La Corte costituzionale ha dichiarato non fondate le questioni di legittimità sollevate dal tribunale di Brindisi sul fermo della Ocean Viking. Ma ha riconosciuto la natura penale e il carattere punitivo della misura. Intanto la pronuncia dei giudici del 3 luglio sta iniziando a sgretolare il sistema Cpr
Il fermo amministrativo delle navi delle ong che salvano migranti in mare non è incostituzionale. Martedì la Consulta ha dichiarato non fondate le questioni di legittimità sollevate dal tribunale di Brindisi sul fermo della Ocean Viking, l’imbarcazione di Sos Mediterranée che in diverse operazioni a febbraio 2024 aveva salvato 261 persone, di cui 70 minori.
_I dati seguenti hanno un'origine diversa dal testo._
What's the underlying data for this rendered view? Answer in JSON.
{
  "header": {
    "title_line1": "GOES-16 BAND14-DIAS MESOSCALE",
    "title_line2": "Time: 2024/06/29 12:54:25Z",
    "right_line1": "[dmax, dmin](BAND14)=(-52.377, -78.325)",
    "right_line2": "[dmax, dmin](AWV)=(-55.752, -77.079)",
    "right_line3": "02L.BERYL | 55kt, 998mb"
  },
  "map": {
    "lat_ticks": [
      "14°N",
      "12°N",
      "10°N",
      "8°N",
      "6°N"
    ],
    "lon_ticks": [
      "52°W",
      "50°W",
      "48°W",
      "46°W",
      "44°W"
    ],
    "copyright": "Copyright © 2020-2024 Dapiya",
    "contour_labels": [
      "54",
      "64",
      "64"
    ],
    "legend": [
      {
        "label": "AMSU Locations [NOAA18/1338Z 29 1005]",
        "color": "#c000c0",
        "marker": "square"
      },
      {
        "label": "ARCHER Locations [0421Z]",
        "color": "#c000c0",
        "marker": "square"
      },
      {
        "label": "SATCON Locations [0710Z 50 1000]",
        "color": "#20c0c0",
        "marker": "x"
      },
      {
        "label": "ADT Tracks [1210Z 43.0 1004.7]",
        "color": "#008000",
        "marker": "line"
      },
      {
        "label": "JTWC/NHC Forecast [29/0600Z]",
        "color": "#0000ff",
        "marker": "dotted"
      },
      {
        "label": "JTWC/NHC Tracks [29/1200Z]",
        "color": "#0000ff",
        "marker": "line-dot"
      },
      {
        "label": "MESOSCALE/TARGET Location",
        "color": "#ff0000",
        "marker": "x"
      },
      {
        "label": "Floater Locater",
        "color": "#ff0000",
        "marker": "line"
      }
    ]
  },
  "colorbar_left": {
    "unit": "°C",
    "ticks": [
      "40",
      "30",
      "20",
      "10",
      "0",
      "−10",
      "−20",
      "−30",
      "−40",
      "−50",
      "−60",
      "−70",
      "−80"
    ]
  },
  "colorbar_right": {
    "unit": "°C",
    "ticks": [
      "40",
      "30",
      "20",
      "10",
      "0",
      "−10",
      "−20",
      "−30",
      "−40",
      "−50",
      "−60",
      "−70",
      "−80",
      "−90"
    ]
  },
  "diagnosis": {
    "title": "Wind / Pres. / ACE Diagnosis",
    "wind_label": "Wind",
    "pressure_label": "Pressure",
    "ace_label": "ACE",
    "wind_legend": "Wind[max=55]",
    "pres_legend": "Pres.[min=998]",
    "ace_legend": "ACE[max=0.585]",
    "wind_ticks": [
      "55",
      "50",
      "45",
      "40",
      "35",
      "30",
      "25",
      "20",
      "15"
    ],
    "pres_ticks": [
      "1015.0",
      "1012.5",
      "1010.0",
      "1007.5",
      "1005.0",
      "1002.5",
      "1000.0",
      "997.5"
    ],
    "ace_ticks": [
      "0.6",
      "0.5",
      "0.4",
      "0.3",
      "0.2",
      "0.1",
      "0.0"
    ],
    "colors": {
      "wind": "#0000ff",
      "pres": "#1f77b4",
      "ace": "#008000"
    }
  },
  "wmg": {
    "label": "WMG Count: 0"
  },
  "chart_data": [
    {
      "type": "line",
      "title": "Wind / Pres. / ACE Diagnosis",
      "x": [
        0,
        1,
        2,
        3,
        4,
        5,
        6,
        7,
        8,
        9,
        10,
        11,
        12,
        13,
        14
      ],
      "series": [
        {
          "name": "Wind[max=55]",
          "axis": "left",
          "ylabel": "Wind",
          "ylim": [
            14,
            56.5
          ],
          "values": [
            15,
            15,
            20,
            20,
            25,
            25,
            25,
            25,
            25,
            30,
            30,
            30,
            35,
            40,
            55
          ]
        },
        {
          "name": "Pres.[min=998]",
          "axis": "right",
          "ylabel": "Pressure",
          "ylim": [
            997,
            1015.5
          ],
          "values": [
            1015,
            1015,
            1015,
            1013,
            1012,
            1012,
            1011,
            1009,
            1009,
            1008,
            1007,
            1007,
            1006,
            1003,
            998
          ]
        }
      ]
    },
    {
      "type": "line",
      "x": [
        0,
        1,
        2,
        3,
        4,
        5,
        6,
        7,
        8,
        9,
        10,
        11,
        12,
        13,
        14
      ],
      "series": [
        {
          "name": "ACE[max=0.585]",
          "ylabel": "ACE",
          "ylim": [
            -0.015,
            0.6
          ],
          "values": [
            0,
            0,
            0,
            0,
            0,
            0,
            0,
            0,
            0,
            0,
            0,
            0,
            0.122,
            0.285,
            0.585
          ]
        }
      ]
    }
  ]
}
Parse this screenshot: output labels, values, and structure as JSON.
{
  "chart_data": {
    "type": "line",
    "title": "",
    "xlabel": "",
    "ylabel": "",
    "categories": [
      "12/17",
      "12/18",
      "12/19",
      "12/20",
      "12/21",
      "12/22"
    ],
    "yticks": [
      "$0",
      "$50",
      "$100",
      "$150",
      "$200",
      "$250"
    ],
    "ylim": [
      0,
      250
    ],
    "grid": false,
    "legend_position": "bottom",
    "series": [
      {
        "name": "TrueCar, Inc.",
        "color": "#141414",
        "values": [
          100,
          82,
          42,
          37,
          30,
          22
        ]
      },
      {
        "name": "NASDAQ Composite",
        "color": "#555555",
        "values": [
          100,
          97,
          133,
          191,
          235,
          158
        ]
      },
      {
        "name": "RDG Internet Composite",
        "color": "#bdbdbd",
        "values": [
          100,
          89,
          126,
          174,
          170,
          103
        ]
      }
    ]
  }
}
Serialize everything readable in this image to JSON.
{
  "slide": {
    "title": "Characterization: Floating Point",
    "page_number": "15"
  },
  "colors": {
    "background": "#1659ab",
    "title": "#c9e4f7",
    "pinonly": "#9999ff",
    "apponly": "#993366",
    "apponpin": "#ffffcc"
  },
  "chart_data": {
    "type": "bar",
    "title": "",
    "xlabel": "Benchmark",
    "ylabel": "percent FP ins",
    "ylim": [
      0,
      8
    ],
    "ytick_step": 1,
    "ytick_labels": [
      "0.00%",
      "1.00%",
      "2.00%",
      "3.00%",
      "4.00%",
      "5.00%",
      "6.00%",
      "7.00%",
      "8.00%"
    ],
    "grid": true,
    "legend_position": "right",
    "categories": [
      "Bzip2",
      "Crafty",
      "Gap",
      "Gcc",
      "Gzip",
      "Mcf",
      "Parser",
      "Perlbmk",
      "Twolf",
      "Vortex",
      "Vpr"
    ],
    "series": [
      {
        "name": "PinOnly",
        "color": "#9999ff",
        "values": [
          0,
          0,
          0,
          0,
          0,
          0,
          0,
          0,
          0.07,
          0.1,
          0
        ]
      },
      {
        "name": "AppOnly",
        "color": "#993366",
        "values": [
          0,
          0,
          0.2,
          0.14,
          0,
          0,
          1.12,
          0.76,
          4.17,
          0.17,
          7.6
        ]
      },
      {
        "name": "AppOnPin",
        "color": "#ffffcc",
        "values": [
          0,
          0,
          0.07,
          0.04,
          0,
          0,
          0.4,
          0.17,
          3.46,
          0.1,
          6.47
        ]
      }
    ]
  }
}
L’ong aveva proposto opposizione alla misura amministrativa, prevista dal decreto Piantedosi quando il comandante o l’armatore non fornisce le informazioni richieste dalle autorità o non si uniforma alle indicazioni.
Per la Corte, la disciplina non viola l’articolo 25 della Costituzione e, quindi, il principio di determinatezza è rispettato perché «il legislatore descrive in modo nitido la condotta doverosa». Se la Consulta non ha censurato il decreto voluto dal governo per limitare l’azione delle ong, i giudici hanno però riconosciuto la natura penale e il carattere punitivo del fermo amministrativo. «La misura», si legge, «inibisce l’uso della nave per un tempo tutt’altro che esiguo» e «rivela una vocazione marcatamente dissuasiva». La Corte fornisce poi un’interpretazione al decreto Piantedosi, ricordando che non è vincolante un ordine che porti «a violare il primario obbligo di salvataggio della vita umana».
Per i legali dell’ong, Dario Belluccio e Francesca Cancellaro, solo questa lettura può rendere la norma «compatibile con la Costituzione». I principi dettati dalla Corte devono essere rispettati, concludono, e devono porre fine all’attività di criminalizzazione delle navi umanitarie dell’esecutivo. Lo stesso che è al lavoro per riempire le lacune rilevate sempre dalla Consulta il 3 luglio sulla disciplina dei Centri di permanenza per i rimpatri.
Gli effetti dell’altra decisione
I giudici hanno affermato che il trattenimento nei Cpr non rispetta la riserva assoluta di legge sulla libertà personale prevista dall’articolo 13 della Carta. E, chiedendo l’intervento del legislatore con una norma primaria, la legge è «inidonea a definire, con sufficiente precisione, quali siano i “modi” della restrizione» e i diritti delle persone recluse. Il governo ha fatto sapere che è in corso una riflessione per capire come risolvere la lacuna, con una norma più strutturata: potrebbe essere un decreto legge o un emendamento.
Nel frattempo però la pronuncia della Corte sta iniziando a sgretolare il sistema Cpr: sabato un’ordinanza della sezione distaccata di Sassari e lunedì una seconda emessa dai giudici di Roma hanno ripreso le conclusioni della Consulta e rimesso in libertà le persone trattenute. Per le corti la pronuncia della Consulta non può non trovare riscontro durante la convalida del trattenimento, «dovendosi evitare lesioni di diritti fondamentali che già si sia in grado di individuare come diretta conseguenza della assenza della disciplina legislativa».
La pronuncia potrebbe avere così un effetto a catena: è infatti complicato pensare che le corti d’appello e i giudici di pace ignorino i rilievi della Consulta. Tanto più considerando le condizioni in cui versano le persone recluse negli undici Cpr. A Macomer, in Sardegna, gli scioperi della fame sono continui: dal cibo immangiabile, tanto da far finire in ospedale una persona, alla mancanza di cure, così come ritardi nelle nomine degli avvocati di fiducia, spiega Francesca Mazzuzzi di LasciateCIEntrare, che riporta anche racconti di «isolamento punitivo dopo le proteste».
La situazione è peggiorata dopo la decisione del governo di estendere il trattenimento fino a 18 mesi. E, anche, con la possibilità di essere trasferiti nel centro in Albania. Otto persone sono state portate a Gjadër, da Macomer. «Nessun preavviso, nessuna notifica al difensore», spiega l’avvocata Sabrina Mura. Un suo assistito, che stava vivendo una fase di depressione acuta, è stato trasferito da un giorno all’altro e nessuno gli ha detto che sarebbe stato portato in Albania.